Closing the security gap
Since speech recognition systems aren’t currently deployed in any safety-critical applications but are mainly used for convenience, adversarial examples cannot do a lot of damage yet. Therefore, there’s still time to close the security gap, according to the researchers from HGI in Bochum. In the Cluster of Excellence Casa, short for Cyber Security in the Age of Large-Scale Adversaries, the research group Cognitive Signal Processing, which developed the attacks, collaborates with the Chair for System Security headed by Professor Thorsten Holz, whose team is designing the countermeasures.
The IT security researchers intend to teach the speech recognition system to eliminate any ranges in the audio signals that are inaudible to humans and to hear only the rest. “Essentially, the recognition is meant to work rather like the human ear, rendering it more difficult to conceal secret messages in audio files,” says Thorsten Eisenhofer, who researches into the security of intelligent systems for his PhD project. The researchers cannot prevent audio files being manipulated by attackers. But if those manipulations are placed into frequencies that humans can hear because the speech recognition system weeds out the rest, the attacks could no longer be easily hidden. “Accordingly, we want humans to be able to hear that something is wrong with an audio file,” says the researcher. “In the best case scenario, an attacker would have to manipulate the audio file to such an extent that it would sound more like the hidden message than like its original content.”
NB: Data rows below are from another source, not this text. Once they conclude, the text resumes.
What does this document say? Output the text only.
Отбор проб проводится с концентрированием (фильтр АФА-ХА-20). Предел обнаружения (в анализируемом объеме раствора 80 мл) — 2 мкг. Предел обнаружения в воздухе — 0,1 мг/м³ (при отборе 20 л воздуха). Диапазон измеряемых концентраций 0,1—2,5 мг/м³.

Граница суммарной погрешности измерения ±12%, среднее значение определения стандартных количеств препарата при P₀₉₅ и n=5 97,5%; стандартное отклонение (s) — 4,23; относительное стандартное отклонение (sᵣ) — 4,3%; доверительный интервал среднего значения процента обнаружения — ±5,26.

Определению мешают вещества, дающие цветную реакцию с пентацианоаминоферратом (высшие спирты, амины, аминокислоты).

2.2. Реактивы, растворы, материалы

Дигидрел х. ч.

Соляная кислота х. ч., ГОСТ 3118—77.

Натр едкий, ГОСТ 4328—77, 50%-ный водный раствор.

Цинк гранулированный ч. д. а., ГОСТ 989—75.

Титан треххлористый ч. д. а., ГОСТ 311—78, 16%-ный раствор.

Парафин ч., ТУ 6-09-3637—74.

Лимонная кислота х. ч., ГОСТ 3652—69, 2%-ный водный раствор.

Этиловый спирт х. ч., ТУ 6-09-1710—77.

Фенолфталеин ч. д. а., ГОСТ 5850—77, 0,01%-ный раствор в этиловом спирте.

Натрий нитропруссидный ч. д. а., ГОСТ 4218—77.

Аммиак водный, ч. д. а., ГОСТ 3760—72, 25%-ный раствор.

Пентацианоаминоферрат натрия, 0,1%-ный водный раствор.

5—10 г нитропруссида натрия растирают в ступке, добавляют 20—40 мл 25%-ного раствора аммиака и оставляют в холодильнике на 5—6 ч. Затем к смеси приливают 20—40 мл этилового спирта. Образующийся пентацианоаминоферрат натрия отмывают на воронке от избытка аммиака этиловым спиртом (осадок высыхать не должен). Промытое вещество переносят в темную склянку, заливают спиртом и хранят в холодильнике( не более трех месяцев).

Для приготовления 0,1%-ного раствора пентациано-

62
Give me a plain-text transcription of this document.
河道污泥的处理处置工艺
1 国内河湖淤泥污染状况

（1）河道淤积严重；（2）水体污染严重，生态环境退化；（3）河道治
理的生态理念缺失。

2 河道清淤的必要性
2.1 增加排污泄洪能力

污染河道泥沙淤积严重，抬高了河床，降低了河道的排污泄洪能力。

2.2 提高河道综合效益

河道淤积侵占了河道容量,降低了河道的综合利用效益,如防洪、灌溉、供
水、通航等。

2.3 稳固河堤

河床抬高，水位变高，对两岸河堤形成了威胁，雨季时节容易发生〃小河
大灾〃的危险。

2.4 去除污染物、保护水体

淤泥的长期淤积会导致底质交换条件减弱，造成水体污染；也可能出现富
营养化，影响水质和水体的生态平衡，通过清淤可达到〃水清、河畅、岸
MP3 principle as countermeasure
The idea is: if the speech recognition system eliminates everything that is inaudible to humans, the attacker would have to position his commands in the audible range. In order to put this into practice, Thorsten Eisenhofer utilises the MP3 principle.
MP3 files are compressed by deleting any ranges that are inaudible to humans – and this is what the defence strategy against adversarial examples is aiming at. Consequently, Eisenhofer combined Kaldi with an MP3 encoder that cleans up the audio files before they reach the speech recognition system. The tests have shown that Kaldi did indeed no longer understand the secret messages, unless they were moved into the human hearing range. “At this point, the audio files were considerably changed,” explains Thorsten Eisenhofer. “The static in which the secret commands are hidden could be distinctly heard.”
Despite the MP3 clean-up, Kaldi’s speech recognition performance remained as good as speech recognition for files that weren’t cleaned up. But only if the system was trained with MP3-compressed files. “Inside Kaldi, a machine-learning model is at work,” as Thorsten Eisenhofer explains this fact. This model is an artificial intelligence that is trained using numerous audio files as learning material in order to learn how to interpret the meaning of audio signals. Only if Kaldi has been trained using MP3-compressed files will it be able to understand them later.
Using this training approach, Thorsten Eisenhofer taught the speech recognition system to understand everything it was supposed to understand – and nothing more.